Standing Up, what do you think this influence says about the incarnational beliefs of Catholicism and Eastern Orthodoxy?
Like I've explained before, today there is little impact. Probably everyone here would agree that Christ came in the flesh, regardless of PoJ's description of Christ's birth, which was later picked up and shown to mean from Mary's side (east gate).
2000-1500 years ago, that idea to which today's believers all readily assent (came in the flesh) met something very specific. Here's 1 John 5:6a
This is he that came by water and blood,
even Jesus Christ; not by water only, but by water and blood
Water and blood at birth (and at death with the spearing).

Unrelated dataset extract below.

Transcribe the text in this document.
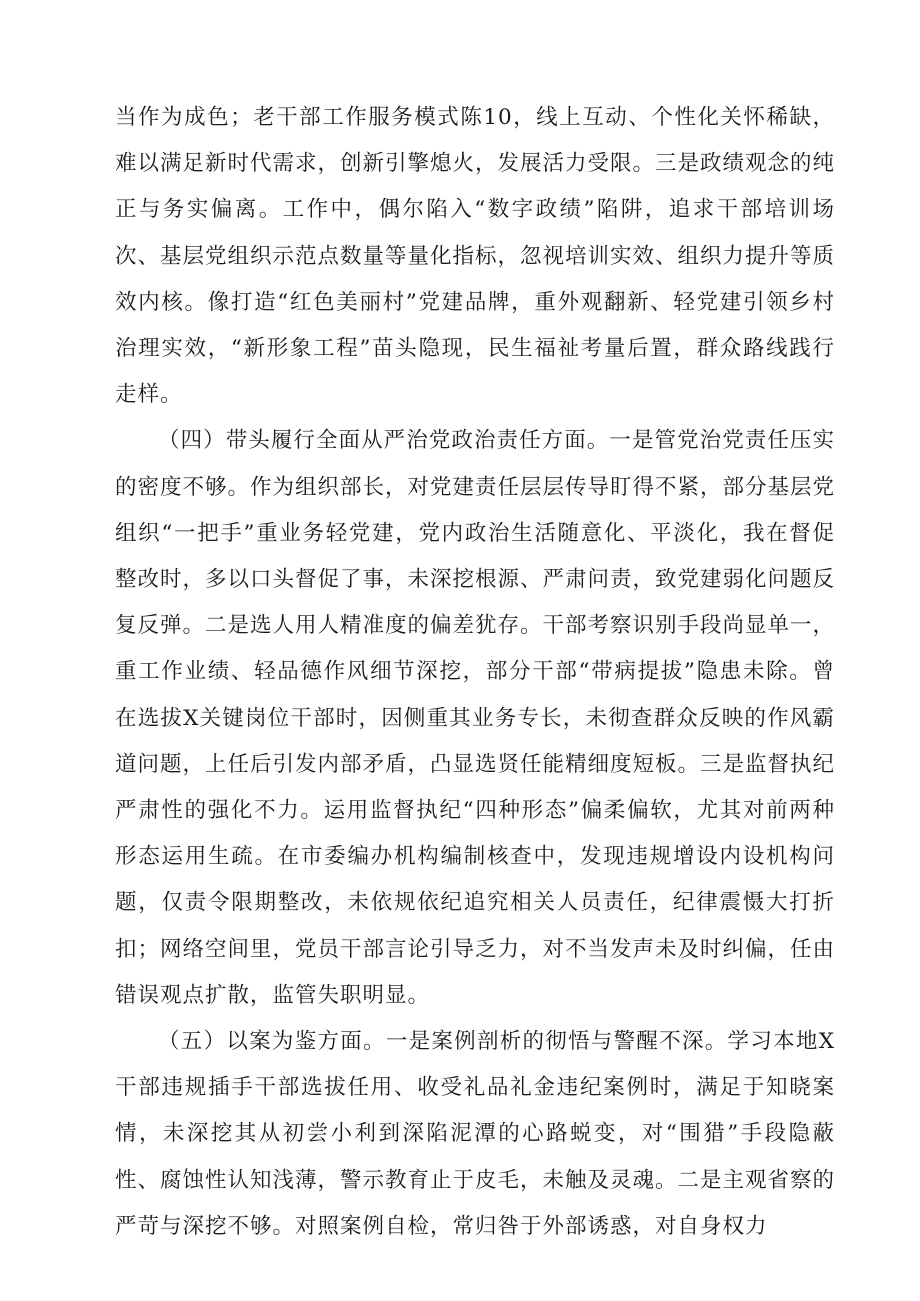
当作为成色；老干部工作服务模式陈10，线上互动、个性化关怀稀缺，难以满足新时代需求，创新引擎熄火，发展活力受限。三是政绩观念的纯正与务实偏离。工作中，偶尔陷入“数字政绩”陷阱，追求干部培训场次、基层党组织示范点数量等量化指标，忽视培训实效、组织力提升等质效内核。像打造“红色美丽村”党建品牌，重外观翻新、轻党建引领乡村治理实效，“新形象工程”苗头隐现，民生福祉考量后置，群众路线践行走样。

（四）带头履行全面从严治党政治责任方面。一是管党治党责任压实的密度不够。作为组织部长，对党建责任层层传导盯得不紧，部分基层党组织“一把手”重业务轻党建，党内政治生活随意化、平淡化，我在督促整改时，多以口头督促了事，未深挖根源、严肃问责，致党建弱化问题反复反弹。二是选人用人精准度的偏差犹存。干部考察识别手段尚显单一，重工作业绩、轻品德作风细节深挖，部分干部“带病提拔”隐患未除。曾在选拔X关键岗位干部时，因侧重其业务专长，未彻查群众反映的作风霸道问题，上任后引发内部矛盾，凸显选贤任能精细度短板。三是监督执纪严肃性的强化不力。运用监督执纪“四种形态”偏柔偏软，尤其对前两种形态运用生疏。在市委编办机构编制核查中，发现违规增设内设机构问题，仅责令限期整改，未依规依纪追究相关人员责任，纪律震慑大打折扣；网络空间里，党员干部言论引导乏力，对不当发声未及时纠偏，任由错误观点扩散，监管失职明显。

（五）以案为鉴方面。一是案例剖析的彻悟与警醒不深。学习本地X干部违规插手干部选拔任用、收受礼品礼金违纪案例时，满足于知晓案情，未深挖其从初尝小利到深陷泥潭的心路蜕变，对“围猎”手段隐蔽性、腐蚀性认知浅薄，警示教育止于皮毛，未触及灵魂。二是主观省察的严苛与深挖不够。对照案例自检，常归咎于外部诱惑，对自身权力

On the opposite end of the belief scale was a deceiver, an antichrist. Look at 2 John 1:7
For many deceivers are entered into the world, who confess not that Jesus Christ is come in the flesh. This is a deceiver and an antichrist.
So, long ago the belief was either came in the flesh (water and blood) or no flesh (no water and blood). The water and blood at Christ's birth (and death) meant He was human, as in God-with-us (one of us).
From that initial contrast between Christians and the world, we can trace the two ideas as they played out in the ECFs and councils. For example, we find this
"As we confess the divine birth of the Virgin to be without any childbed, since it came to pass without seed, and as we preach this to the entire flock, so we subject to correction those who through ignorance do anything which is inconsistent therewith. "
http://www.ccel.org/ccel/schaff/npnf214.xiv.iii.lxxx.html
Without childbed would mean without water and blood, but I doubt any of them would embrace the idea that Christ did not have flesh. They just wouldn't be able to give a reasonable (human) explanation for their belief; that is, Christ had flesh, Christ was born, but without water and blood, like maybe from her side, like Eve from Adam.
So, again, today, the PoJ means little to most believers and most believers would quickly agree that Christ "came in the flesh". What that actually meant long ago has long been lost to the trickling sands of time.